Es ist wohl die größte Betriebshalle, die bisher in Neulengbach errichtet wurde. Auf einer Fläche von 25.000 Quadratmetern entsteht das fast 10.000 Quadratmeter große Hauptquartier der Firma Karner. Etwa 190 Pfähle wurden in die Erde geschlagen, um die erforderliche Statik zu gewährleisten. Bis zu 15 Tonnen schwer sind die Säulen, die die riesigen Betonwände verbinden.

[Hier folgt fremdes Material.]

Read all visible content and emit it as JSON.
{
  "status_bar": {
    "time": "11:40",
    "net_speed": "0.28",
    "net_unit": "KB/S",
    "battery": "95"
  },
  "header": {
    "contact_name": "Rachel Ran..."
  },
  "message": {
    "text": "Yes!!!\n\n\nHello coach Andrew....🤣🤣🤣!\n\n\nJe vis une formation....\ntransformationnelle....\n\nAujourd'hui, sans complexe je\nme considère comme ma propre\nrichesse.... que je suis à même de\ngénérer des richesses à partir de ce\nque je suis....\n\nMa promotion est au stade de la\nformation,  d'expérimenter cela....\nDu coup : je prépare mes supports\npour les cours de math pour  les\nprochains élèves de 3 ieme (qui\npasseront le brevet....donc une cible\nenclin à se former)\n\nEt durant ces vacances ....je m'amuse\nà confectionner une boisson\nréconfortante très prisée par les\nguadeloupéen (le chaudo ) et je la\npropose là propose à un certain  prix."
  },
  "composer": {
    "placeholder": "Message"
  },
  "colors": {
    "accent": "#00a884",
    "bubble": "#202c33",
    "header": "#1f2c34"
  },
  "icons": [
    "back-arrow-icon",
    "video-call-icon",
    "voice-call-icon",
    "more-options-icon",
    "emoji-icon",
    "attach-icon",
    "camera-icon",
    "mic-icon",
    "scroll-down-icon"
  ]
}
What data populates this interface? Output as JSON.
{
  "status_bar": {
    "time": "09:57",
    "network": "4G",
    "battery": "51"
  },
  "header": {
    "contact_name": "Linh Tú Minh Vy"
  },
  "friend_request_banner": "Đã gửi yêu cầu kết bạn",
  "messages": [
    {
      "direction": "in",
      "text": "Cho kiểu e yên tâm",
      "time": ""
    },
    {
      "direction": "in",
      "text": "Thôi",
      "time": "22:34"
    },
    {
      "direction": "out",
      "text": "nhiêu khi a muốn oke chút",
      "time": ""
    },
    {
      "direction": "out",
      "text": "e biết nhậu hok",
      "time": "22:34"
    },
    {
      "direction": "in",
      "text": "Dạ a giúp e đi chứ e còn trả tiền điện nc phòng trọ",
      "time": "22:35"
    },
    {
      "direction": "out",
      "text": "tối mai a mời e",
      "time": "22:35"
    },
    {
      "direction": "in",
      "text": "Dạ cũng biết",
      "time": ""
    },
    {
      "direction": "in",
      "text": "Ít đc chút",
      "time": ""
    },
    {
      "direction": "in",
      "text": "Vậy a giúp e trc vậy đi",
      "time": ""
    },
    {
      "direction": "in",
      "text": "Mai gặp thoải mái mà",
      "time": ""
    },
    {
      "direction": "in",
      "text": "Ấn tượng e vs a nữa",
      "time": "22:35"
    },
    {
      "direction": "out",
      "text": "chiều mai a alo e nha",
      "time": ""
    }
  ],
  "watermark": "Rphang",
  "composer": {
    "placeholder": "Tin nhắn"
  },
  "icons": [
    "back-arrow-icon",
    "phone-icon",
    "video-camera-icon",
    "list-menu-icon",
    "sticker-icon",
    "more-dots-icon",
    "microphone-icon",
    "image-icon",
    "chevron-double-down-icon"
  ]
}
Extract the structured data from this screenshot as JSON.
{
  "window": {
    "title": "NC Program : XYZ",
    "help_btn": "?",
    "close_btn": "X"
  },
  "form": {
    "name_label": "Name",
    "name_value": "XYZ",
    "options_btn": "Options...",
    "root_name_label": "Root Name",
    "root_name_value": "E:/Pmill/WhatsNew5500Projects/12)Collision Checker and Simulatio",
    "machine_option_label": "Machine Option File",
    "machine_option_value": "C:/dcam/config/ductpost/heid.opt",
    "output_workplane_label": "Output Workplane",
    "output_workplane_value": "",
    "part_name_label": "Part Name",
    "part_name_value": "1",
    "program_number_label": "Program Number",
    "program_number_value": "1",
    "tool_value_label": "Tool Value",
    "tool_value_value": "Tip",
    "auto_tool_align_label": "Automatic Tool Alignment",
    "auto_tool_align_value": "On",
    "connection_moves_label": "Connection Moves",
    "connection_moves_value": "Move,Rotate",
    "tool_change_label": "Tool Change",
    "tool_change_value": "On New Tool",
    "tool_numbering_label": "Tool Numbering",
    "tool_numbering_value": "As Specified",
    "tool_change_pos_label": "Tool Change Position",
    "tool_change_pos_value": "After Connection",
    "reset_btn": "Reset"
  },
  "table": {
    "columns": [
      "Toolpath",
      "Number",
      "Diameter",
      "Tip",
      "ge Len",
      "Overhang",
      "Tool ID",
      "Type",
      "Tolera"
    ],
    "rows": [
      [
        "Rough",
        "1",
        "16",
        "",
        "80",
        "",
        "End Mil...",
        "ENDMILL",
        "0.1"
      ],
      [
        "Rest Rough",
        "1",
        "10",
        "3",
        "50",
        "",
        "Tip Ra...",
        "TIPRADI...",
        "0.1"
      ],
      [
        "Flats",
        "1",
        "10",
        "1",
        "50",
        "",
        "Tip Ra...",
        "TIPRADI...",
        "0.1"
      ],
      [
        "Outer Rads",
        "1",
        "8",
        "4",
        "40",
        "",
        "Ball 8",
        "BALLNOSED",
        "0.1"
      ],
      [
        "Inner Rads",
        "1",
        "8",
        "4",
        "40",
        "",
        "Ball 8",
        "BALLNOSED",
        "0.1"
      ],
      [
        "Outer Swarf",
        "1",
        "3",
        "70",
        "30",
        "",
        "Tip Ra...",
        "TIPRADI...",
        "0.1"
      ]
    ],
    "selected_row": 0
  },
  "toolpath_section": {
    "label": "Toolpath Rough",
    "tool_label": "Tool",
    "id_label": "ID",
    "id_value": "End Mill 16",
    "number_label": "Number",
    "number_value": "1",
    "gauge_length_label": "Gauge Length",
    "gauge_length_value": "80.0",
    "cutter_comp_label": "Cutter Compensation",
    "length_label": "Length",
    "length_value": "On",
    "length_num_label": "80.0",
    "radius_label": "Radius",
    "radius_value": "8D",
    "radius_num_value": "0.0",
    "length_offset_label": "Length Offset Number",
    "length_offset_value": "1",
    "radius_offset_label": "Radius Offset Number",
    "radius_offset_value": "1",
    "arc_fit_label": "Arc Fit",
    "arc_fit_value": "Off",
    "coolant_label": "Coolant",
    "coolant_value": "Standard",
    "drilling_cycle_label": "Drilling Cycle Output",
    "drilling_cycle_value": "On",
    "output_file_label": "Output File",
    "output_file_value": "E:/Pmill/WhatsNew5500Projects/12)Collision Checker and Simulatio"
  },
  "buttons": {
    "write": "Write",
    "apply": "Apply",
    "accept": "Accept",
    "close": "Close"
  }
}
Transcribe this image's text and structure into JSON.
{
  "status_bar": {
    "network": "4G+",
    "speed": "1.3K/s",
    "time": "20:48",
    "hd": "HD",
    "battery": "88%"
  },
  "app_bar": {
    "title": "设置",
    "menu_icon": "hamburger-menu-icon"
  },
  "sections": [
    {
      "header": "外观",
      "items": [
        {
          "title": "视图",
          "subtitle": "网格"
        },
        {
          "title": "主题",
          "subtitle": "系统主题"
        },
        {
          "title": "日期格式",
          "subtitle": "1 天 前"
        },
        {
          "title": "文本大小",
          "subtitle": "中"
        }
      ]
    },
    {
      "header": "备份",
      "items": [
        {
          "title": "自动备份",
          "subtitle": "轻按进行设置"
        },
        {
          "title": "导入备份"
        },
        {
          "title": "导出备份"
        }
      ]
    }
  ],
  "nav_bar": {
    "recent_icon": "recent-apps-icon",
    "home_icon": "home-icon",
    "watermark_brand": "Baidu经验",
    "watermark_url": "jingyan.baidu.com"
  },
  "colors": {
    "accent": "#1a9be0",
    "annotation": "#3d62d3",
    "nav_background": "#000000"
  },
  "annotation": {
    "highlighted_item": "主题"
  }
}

„Das ist wie ein großes Lego-Spiel. Zu 95 Prozent bauen wir mit Fertigelementen, nur ein kleiner Teil wird vor Ort geschalt“, berichtet AKRA-Firmenchef Robert Karner bei einem Baustellenrundgang. Der Zeitplan wird eingehalten, auch wenn das Wetter bisher nicht immer mitgespielt hat. Probleme mit Anrainern gibt es laut Robert Karner nicht.

„Das ist wie ein großes Lego-Spiel. Zu 95 Prozent bauen wir mit Fertigelementen, nur ein kleiner Teil wird vor Ort geschalt“

In der neuen Halle sind die Produktion von Flüssigdüngern sowie Forschungsbereich, Fermentierung, Lager und Büro untergebracht. Das benachbarte Werk, in dem Granulate produziert werden, wird wie bisher weitergeführt. Ende September soll das Dach auf dem Neubau sein. „Wir wollen die erste Halle schon bald für die Lagerung nutzen, weil wir in Großgraben aus allen Nähten platzen“, erläutert Robert Karner. Die Auslieferung im Frühjahr soll schon zum Großteil von Neulengbach aus erfolgen.

Gebaut wird mit heimischen Betrieben: Die Fertigteile liefert die Firma Oberndorfer aus Herzogenburg, die Elektroarbeiten übernimmt die Firma Hochrieder aus Sieghartskirchen, die Holzarbeiten die Kremser Firma Hödl. Das Dach errichtet die Firma Simperl aus Michelhausen, die Bauaufsicht hat die Neukom über. Die Firma Leyrer und Graf ist Generalunternehmer.

Auf die Frage, wie stressig so eine Baustelle ist, antwortet Robert Karner: „Der wirkliche Stress war vor Baubeginn. Wenn etwas gut und bis ins Detail geplant ist, dann geht es nur mehr um die Ausführung.“

Momentan beschäftigt die Firma Karner an den beiden Standorten in Großgraben und Neulengbach 22 Mitarbeiter, fünf bis sechs Leute werden bei der Inbetriebnahme des neuen Werks dazukommen. Wie sich die Zahl der Arbeitsplätze dann weiter entwickelt, hängt von der Nachfrage ab. Und die sei durchaus gut, ist der Unternehmer zufrieden.

Nachfrage ist ungebrochen

Die Produkte zur Bodenverbesserung aus dem Hause Karner kommen vor allem in der Landwirtschaft zum Einsatz. Erst kürzlich gab es ein Gespräch mit der niedersächsischen Landwirtschaftsministerin Barbara Otte-Kinast: „Niedersachsen hat eine doppelt so große Agrarfläche wie Österreich. Dort ist das Interesse groß, und dort bekommen wir auch politische Unterstützung. Es laufen mehrjährige Versuche, die sehr positiv sind.“

Aber auch in anderen Bereichen sind Düngemittel aus der Region Wienerwald im Einsatz: Der Rollrasen für die Allianz Arena in München und andere große Stadien werden ebenfalls mit AKRA-Erzeugnissen behandelt.